Statistics and Algorithms / Structural Breaks and Switching Models /

Rolling Sample Estimation

Running a sequence of estimations over a moving window of data is very easy to do in RATS using a DO loop. The BASICFORECAST.RPF example demonstrates several ways to do forecasting with rolling regressions. Here, we’ll look in more detail at the tools available and the issues that can arise.

Loops and the @ROLLREG Procedure

Rolling regressions typically take one of three forms:

1.estimations done using a moving (fixed-size) window of data

2.estimations where one or more data points are added at the end of the sample

3.estimations where the starting period is incremented but the ending period remains fixed (so that the sample size decreases).

Recursive least squares is an example of (2).
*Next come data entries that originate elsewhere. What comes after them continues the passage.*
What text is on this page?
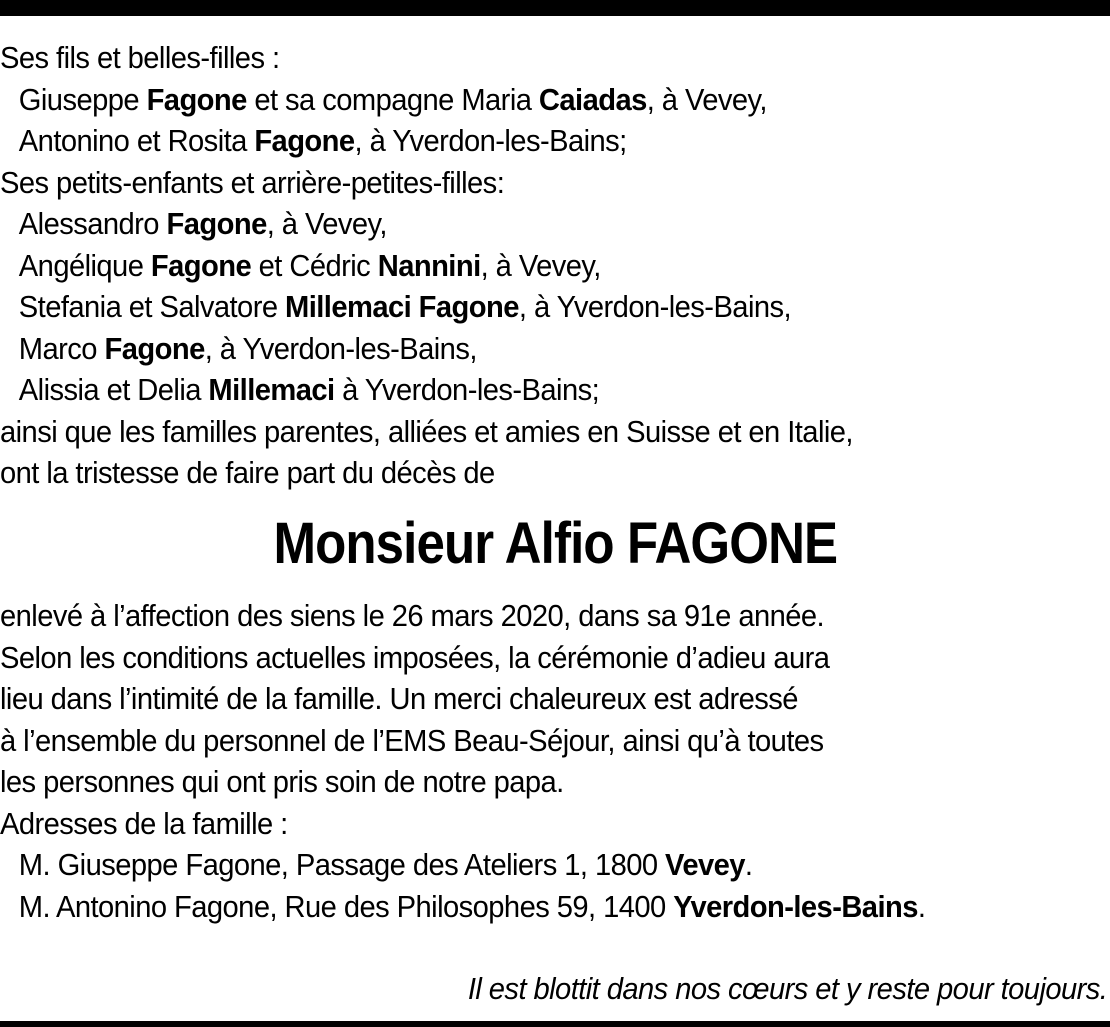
Ses fils et belles-filles :
Giuseppe Fagone et sa compagne Maria Caiadas, à Vevey,
Antonino et Rosita Fagone, à Yverdon-les-Bains;
Ses petits-enfants et arrière-petites-filles:
Alessandro Fagone, à Vevey,
Angélique Fagone et Cédric Nannini, à Vevey,
Stefania et Salvatore Millemaci Fagone, à Yverdon-les-Bains,
Marco Fagone, à Yverdon-les-Bains,
Alissia et Delia Millemaci à Yverdon-les-Bains;
ainsi que les familles parentes, alliées et amies en Suisse et en Italie,
ont la tristesse de faire part du décès de
Monsieur Alfio FAGONE
enlevé à l’affection des siens le 26 mars 2020, dans sa 91e année.
Selon les conditions actuelles imposées, la cérémonie d’adieu aura
lieu dans l’intimité de la famille. Un merci chaleureux est adressé
à l’ensemble du personnel de l’EMS Beau-Séjour, ainsi qu’à toutes
les personnes qui ont pris soin de notre papa.
Adresses de la famille :
M. Giuseppe Fagone, Passage des Ateliers 1, 1800 Vevey.
M. Antonino Fagone, Rue des Philosophes 59, 1400 Yverdon-les-Bains.
Il est blottit dans nos cœurs et y reste pour toujours.
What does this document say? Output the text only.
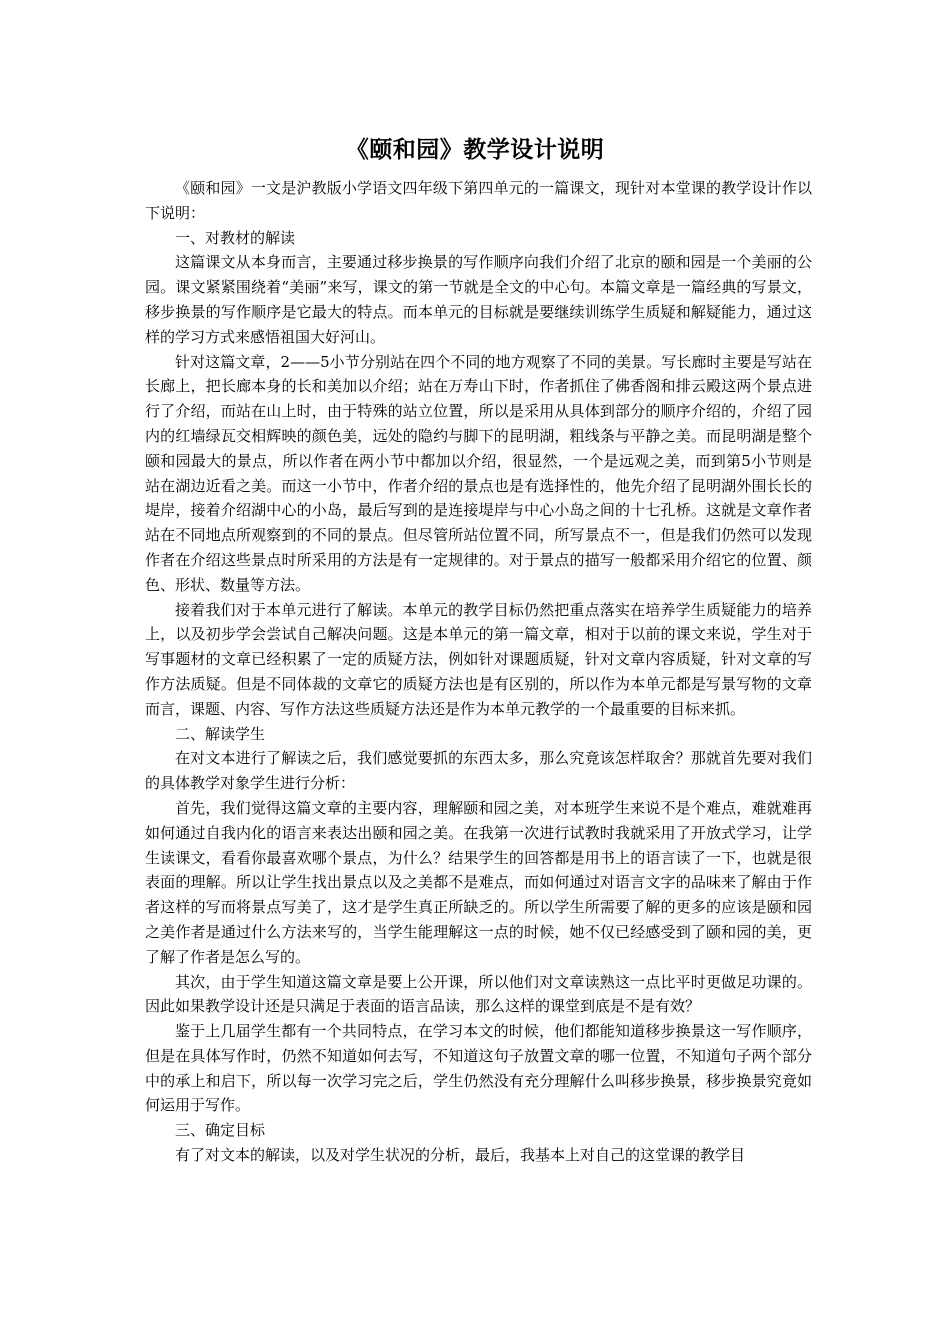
《颐和园》教学设计说明

《颐和园》一文是沪教版小学语文四年级下第四单元的一篇课文，现针对本堂课的教学设计作以下说明：

一、对教材的解读

这篇课文从本身而言，主要通过移步换景的写作顺序向我们介绍了北京的颐和园是一个美丽的公园。课文紧紧围绕着“美丽”来写，课文的第一节就是全文的中心句。本篇文章是一篇经典的写景文，移步换景的写作顺序是它最大的特点。而本单元的目标就是要继续训练学生质疑和解疑能力，通过这样的学习方式来感悟祖国大好河山。

针对这篇文章，2——5小节分别站在四个不同的地方观察了不同的美景。写长廊时主要是写站在长廊上，把长廊本身的长和美加以介绍；站在万寿山下时，作者抓住了佛香阁和排云殿这两个景点进行了介绍，而站在山上时，由于特殊的站立位置，所以是采用从具体到部分的顺序介绍的，介绍了园内的红墙绿瓦交相辉映的颜色美，远处的隐约与脚下的昆明湖，粗线条与平静之美。而昆明湖是整个颐和园最大的景点，所以作者在两小节中都加以介绍，很显然，一个是远观之美，而到第5小节则是站在湖边近看之美。而这一小节中，作者介绍的景点也是有选择性的，他先介绍了昆明湖外围长长的堤岸，接着介绍湖中心的小岛，最后写到的是连接堤岸与中心小岛之间的十七孔桥。这就是文章作者站在不同地点所观察到的不同的景点。但尽管所站位置不同，所写景点不一，但是我们仍然可以发现作者在介绍这些景点时所采用的方法是有一定规律的。对于景点的描写一般都采用介绍它的位置、颜色、形状、数量等方法。

接着我们对于本单元进行了解读。本单元的教学目标仍然把重点落实在培养学生质疑能力的培养上，以及初步学会尝试自己解决问题。这是本单元的第一篇文章，相对于以前的课文来说，学生对于写事题材的文章已经积累了一定的质疑方法，例如针对课题质疑，针对文章内容质疑，针对文章的写作方法质疑。但是不同体裁的文章它的质疑方法也是有区别的，所以作为本单元都是写景写物的文章而言，课题、内容、写作方法这些质疑方法还是作为本单元教学的一个最重要的目标来抓。

二、解读学生

在对文本进行了解读之后，我们感觉要抓的东西太多，那么究竟该怎样取舍？那就首先要对我们的具体教学对象学生进行分析：

首先，我们觉得这篇文章的主要内容，理解颐和园之美，对本班学生来说不是个难点，难就难再如何通过自我内化的语言来表达出颐和园之美。在我第一次进行试教时我就采用了开放式学习，让学生读课文，看看你最喜欢哪个景点，为什么？结果学生的回答都是用书上的语言读了一下，也就是很表面的理解。所以让学生找出景点以及之美都不是难点，而如何通过对语言文字的品味来了解由于作者这样的写而将景点写美了，这才是学生真正所缺乏的。所以学生所需要了解的更多的应该是颐和园之美作者是通过什么方法来写的，当学生能理解这一点的时候，她不仅已经感受到了颐和园的美，更了解了作者是怎么写的。

其次，由于学生知道这篇文章是要上公开课，所以他们对文章读熟这一点比平时更做足功课的。因此如果教学设计还是只满足于表面的语言品读，那么这样的课堂到底是不是有效？

鉴于上几届学生都有一个共同特点，在学习本文的时候，他们都能知道移步换景这一写作顺序，但是在具体写作时，仍然不知道如何去写，不知道这句子放置文章的哪一位置，不知道句子两个部分中的承上和启下，所以每一次学习完之后，学生仍然没有充分理解什么叫移步换景，移步换景究竟如何运用于写作。

三、确定目标

有了对文本的解读，以及对学生状况的分析，最后，我基本上对自己的这堂课的教学目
The underlying assumption for this is that the model is fixed, but we are attempting to simulate how estimates change as we add data. If the changes are large enough, it may cause us to question the assumption of a fixed model. The most commonly used of these, however, is the moving fixed window (1). This isn’t so much a test of a structural break as an admission that no single specification is likely to be valid across the full data set. There’s no model of structural change under which this technique is exact, but it can be approximately justified by an assumption that the change in the model takes place slowly. Note that while moving fixed-width analysis is increasingly common, it often is poorly-motivated, particularly when applied to rolling window hypothesis tests. ROLLINGCAUSALITY.RPF shows how use of a rolling window can easily produce incorrect inferences.

Any of these can be done using simple loops. For example, the first of these does moving windows of width 120, with samples ending in 1999:12 through 2017:12. The second fixes the start of a sample at 1990:1, then moves the end period from 1999:12 to 2017:12. The first regression is the same in both cases; the difference is that the moving window shifts the start point of the range along with the end point.

Moving Window

compute width=120

do end=1999:12,2017:12

linreg(noprint) depvar end-width+1 end

# regressors

end do

Moving end period

compute start=1990:1

do end=1999:12,2017:12

linreg(noprint) depvar start end

# regressors

end do

The Help>Pseudo-Code Generator>Rolling Analysis wizard can help set up the overall structure of the first two types of loops. (The third type is rarely used.)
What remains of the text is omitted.